Eis, em resumo - um tanto longo, admito - a premissa e o contexto em que se dá "Catarse - (uma para-ópera"), que faz hoje e amanhã suas últimas apresentações no Teatro Sesc Ginástico. Felipe Vidal, Clarisse Zarvos e Leonardo Corajo respondem pela dramaturgia, que contou com a colaboração de todo o elenco e também com a interlocução dramatúrgica de Daniele Avila Small. Em cena,  Clarisse Zarvos, Francisco Thiago Cavalcanti, Jefferson Almeida, Maurício Lima/ Rômulo Galvão, Leonardo Corajo, Sérgio Medeiros, Noêmia Oliveira, Tainah Longras e Tainá Nogueira. Luciano Moreira (guitarra) e Felipe Vidal (baixo) também estão em cena, cabendo a este último a direção da montagem. 
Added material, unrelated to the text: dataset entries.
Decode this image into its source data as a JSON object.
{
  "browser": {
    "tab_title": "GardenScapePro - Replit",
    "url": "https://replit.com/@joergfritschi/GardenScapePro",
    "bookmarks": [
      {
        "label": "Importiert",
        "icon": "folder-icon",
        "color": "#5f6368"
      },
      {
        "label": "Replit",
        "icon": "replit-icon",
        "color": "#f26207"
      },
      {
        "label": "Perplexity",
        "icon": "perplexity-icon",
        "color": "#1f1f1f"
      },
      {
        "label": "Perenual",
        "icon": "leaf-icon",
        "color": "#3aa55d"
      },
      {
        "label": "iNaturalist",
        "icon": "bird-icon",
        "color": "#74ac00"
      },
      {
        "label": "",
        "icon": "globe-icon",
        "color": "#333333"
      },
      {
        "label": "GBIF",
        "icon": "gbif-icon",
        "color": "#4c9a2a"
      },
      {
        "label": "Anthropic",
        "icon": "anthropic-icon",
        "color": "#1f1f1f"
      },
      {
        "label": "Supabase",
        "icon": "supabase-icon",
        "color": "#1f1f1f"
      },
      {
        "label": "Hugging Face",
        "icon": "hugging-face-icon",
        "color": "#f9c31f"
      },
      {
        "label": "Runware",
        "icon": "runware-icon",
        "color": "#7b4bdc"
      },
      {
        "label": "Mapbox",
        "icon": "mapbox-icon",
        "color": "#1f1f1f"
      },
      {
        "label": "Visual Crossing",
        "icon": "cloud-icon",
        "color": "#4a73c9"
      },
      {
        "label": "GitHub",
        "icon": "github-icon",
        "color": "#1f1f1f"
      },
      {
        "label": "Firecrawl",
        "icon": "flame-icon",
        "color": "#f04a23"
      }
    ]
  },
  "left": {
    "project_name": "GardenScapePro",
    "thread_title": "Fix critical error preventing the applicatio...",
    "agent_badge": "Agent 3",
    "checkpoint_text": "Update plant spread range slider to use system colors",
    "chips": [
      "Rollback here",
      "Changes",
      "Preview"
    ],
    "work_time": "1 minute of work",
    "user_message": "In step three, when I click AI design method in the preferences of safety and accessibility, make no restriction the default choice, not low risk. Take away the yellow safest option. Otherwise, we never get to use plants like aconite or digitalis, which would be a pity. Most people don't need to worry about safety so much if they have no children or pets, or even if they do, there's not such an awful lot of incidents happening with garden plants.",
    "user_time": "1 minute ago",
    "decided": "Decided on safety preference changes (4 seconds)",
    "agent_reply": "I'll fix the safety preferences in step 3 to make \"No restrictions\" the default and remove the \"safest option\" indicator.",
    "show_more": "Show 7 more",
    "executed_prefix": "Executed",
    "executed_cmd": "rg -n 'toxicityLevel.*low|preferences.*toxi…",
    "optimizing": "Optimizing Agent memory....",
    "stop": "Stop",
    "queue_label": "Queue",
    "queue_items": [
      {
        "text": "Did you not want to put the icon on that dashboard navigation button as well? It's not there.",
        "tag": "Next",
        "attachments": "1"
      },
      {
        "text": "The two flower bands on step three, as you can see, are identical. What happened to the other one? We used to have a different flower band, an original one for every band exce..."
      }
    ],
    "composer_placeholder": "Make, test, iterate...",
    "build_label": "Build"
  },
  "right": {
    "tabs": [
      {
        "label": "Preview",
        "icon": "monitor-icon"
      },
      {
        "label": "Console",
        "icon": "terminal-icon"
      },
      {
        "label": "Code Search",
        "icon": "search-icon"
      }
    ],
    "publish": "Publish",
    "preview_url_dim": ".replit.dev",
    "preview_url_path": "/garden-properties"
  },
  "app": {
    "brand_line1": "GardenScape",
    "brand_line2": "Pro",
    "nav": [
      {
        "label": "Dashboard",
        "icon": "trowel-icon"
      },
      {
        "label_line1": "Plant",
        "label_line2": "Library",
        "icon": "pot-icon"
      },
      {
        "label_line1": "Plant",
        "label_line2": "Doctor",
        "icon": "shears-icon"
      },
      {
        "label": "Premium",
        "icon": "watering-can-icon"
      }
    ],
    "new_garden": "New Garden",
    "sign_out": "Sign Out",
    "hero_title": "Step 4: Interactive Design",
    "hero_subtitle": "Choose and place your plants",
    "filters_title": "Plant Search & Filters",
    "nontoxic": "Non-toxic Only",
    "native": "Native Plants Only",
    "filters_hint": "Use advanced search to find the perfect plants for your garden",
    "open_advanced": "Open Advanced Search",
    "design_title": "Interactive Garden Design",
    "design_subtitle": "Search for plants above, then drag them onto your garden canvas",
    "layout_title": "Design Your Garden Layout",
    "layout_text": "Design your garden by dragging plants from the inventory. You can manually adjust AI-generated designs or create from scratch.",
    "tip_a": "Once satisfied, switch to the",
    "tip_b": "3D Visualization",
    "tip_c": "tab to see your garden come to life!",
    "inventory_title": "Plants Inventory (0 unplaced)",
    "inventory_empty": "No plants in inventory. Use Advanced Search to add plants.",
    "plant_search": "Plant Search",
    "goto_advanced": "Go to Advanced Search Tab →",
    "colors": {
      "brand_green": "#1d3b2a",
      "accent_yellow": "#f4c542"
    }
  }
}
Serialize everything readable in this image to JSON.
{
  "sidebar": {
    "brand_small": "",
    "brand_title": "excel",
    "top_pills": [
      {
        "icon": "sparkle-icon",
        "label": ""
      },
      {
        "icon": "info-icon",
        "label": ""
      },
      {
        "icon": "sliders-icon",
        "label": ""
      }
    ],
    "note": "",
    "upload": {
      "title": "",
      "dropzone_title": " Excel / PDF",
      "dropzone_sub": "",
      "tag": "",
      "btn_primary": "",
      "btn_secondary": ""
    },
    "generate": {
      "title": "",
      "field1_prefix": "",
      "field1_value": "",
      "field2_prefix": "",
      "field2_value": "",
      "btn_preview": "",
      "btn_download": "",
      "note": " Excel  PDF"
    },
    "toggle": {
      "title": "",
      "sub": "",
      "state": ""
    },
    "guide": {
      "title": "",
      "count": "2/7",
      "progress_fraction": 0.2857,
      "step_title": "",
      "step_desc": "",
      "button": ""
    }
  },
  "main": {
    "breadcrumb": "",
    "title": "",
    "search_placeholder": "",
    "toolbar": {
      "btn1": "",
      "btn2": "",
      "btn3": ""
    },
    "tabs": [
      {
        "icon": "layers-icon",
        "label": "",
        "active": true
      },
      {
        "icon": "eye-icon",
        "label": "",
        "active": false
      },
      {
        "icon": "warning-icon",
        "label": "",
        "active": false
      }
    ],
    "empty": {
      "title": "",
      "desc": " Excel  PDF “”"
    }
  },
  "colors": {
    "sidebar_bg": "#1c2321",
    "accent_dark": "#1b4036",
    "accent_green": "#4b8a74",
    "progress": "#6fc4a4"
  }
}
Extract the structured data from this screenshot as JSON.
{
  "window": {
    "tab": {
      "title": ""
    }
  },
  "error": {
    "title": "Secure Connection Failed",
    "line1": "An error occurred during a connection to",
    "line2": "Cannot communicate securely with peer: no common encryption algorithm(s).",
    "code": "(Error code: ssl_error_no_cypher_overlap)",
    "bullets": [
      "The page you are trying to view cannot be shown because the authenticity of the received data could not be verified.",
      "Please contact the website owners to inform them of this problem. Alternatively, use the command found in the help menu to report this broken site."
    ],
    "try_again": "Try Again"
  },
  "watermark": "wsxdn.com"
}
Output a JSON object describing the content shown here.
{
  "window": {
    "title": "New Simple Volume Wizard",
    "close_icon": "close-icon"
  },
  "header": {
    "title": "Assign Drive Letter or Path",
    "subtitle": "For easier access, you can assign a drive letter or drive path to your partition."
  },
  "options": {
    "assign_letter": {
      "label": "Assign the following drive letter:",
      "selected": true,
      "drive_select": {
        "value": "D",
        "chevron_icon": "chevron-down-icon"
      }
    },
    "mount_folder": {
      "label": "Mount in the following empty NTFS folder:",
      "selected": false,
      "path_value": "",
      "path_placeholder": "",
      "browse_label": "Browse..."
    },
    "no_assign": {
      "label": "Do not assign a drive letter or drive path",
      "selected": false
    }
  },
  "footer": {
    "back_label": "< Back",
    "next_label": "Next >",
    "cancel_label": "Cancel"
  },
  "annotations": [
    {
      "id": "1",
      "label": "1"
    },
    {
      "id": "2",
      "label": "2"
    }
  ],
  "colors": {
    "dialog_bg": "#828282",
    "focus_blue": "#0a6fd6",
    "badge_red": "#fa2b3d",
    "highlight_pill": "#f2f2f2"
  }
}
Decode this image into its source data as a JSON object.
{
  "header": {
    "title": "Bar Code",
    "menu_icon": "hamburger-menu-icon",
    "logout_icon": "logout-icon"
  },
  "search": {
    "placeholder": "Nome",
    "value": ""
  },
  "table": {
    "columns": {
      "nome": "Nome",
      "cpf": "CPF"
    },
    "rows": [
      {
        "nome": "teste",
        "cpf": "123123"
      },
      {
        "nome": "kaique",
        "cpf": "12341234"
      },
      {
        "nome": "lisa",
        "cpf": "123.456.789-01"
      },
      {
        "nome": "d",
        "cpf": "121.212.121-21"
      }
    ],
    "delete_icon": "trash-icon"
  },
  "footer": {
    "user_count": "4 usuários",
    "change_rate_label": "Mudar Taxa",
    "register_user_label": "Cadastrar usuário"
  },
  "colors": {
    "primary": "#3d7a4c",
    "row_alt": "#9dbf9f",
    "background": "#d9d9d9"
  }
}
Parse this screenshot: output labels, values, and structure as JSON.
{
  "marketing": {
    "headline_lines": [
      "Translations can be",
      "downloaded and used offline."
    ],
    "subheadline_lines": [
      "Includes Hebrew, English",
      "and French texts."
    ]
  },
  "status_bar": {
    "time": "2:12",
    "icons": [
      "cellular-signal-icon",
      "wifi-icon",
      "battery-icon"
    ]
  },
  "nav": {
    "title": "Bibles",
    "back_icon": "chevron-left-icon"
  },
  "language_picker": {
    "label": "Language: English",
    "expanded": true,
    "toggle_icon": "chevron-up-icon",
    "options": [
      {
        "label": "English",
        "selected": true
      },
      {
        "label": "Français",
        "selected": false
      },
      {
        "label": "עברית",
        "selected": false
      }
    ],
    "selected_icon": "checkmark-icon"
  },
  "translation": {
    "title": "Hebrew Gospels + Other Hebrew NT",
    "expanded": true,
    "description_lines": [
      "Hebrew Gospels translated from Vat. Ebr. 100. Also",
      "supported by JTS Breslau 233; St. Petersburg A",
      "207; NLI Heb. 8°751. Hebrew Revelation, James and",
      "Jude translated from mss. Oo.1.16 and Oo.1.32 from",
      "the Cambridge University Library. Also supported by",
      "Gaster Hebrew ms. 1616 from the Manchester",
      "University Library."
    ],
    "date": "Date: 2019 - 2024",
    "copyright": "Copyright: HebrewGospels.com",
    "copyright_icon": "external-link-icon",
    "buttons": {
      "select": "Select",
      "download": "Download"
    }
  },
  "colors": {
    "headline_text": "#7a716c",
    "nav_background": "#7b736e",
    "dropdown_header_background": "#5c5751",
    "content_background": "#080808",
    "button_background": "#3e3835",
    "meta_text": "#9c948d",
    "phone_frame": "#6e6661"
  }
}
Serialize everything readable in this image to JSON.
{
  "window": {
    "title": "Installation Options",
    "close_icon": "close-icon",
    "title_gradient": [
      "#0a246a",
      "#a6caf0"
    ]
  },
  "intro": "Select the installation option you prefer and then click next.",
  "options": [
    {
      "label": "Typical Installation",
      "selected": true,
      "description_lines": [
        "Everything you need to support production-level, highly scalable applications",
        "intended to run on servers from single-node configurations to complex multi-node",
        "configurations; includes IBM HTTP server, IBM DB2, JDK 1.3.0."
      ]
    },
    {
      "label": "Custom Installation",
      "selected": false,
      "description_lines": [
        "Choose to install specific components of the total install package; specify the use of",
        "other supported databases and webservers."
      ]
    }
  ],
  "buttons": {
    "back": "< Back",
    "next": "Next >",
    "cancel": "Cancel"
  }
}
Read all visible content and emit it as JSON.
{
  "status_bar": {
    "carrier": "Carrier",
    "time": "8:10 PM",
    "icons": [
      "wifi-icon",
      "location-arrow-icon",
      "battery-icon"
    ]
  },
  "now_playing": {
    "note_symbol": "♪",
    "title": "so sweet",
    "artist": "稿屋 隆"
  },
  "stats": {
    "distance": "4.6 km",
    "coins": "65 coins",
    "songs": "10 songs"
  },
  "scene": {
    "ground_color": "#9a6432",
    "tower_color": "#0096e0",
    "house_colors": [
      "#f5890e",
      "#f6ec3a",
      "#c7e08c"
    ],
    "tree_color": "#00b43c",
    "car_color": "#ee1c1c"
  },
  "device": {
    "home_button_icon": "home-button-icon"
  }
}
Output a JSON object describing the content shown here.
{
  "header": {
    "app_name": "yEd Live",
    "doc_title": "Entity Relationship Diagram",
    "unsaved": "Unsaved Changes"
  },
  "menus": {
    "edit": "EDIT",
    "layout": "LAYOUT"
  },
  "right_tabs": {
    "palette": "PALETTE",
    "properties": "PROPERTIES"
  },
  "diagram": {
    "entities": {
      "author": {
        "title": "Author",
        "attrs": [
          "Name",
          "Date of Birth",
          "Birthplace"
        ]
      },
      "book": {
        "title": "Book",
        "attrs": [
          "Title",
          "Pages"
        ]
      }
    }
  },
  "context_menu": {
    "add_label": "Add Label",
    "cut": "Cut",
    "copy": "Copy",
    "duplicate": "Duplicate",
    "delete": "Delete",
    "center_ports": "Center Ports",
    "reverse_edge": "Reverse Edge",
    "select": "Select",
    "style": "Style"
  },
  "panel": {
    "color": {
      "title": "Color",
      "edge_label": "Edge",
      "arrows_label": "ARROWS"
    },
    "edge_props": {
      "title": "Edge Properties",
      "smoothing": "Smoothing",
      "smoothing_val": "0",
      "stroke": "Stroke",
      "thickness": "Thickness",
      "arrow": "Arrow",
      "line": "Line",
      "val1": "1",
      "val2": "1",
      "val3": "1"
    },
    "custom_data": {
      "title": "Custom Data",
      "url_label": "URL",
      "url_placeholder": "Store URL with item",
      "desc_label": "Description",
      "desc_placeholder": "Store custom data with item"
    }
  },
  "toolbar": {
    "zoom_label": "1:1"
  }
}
Estamos diante de um espetáculo que decorre de uma dramaturgia extremamente instigante, posto que fruto de evocações históricas, depoimentos pessoais e sobretudo da dança, seja a mesma executada no mais absoluto silêncio ou com acompanhamento musical. E é justamente a dança o elemento mais potente da montagem. E por dança, ao menos no presente caso, entenda-se não coreografias convencionais, mas orgânicos e viscerais movimentos que traduzem uma infinidade de sentimentos que precisam vir à tona, que não podem mais ser represados, como provavelmente ocorreu no citado episódio medieval.

Neste sentido, gostaria de destacar a belíssima passagem em que dois homens iniciam uma movimentação que sugere um processo de sedução, que pouco a pouco se torna cada vez mais frenético e virulento, impregnado de sorrisos e ameaças, avanços e recuos, até que finalmente ambos se abraçam e se beijam, unindo seus corpos e suas almas, materializando algo que não poderia mais permanecer represado. 

E a mesma urgência de se colocar para fora o que permanecia oculto se faz presente nos depoimentos pessoais dos atores e nas reflexões feitas sobre os temas já mencionados, tudo orquestrado pelo diretor Felipe Vidal através de uma dinâmica cênica plena de vigor e expressividade, materializada com extrema sensibilidade por todo o elenco, não apenas nas passagens faladas, mas também naquelas em que a dança e o canto predominam - no que se refere às canções, todas estão em plena sintonia com os múltiplos conteúdos emocionais em jogo.

Na equipe técnica, destaco com o mesmo entusiasmo as preciosas colaborações de Felipe Vidal e Luciano Moreira (direção musical e, ao que me parece, autores das músicas), Francisco Thiago Cavalcanti e Rômulo Galvão (responsáveis por impecável direção de movimento), Flávio Souza (figurinos), Felipe Antello e Felipe Vidal (iluminação) e Eduardo Souza (videografismo e programação visual).

CATARSE (UMA PARA-ÓPERA ) - Dramaturgia de Felipe Vidal, Clarisse Zarvos e Leonardo Corajo, com a colaboração do elenco e interlocução dramatúrgica de Daniele Avila Small. Direção de Felipe Vidal. Com Clarisse Zarvos, Francisco Thiago Cavalcanti, Jefferson Almeida, Maurício Lima/Rômulo Galvão, Leonardo Corajo, Sérgio Medeiros, Noêmia Oliveira, Thainah Longras e Tainá Nogueira. Teatro Sesc Ginástico. Sábado às 19h,. Domingo, 18h.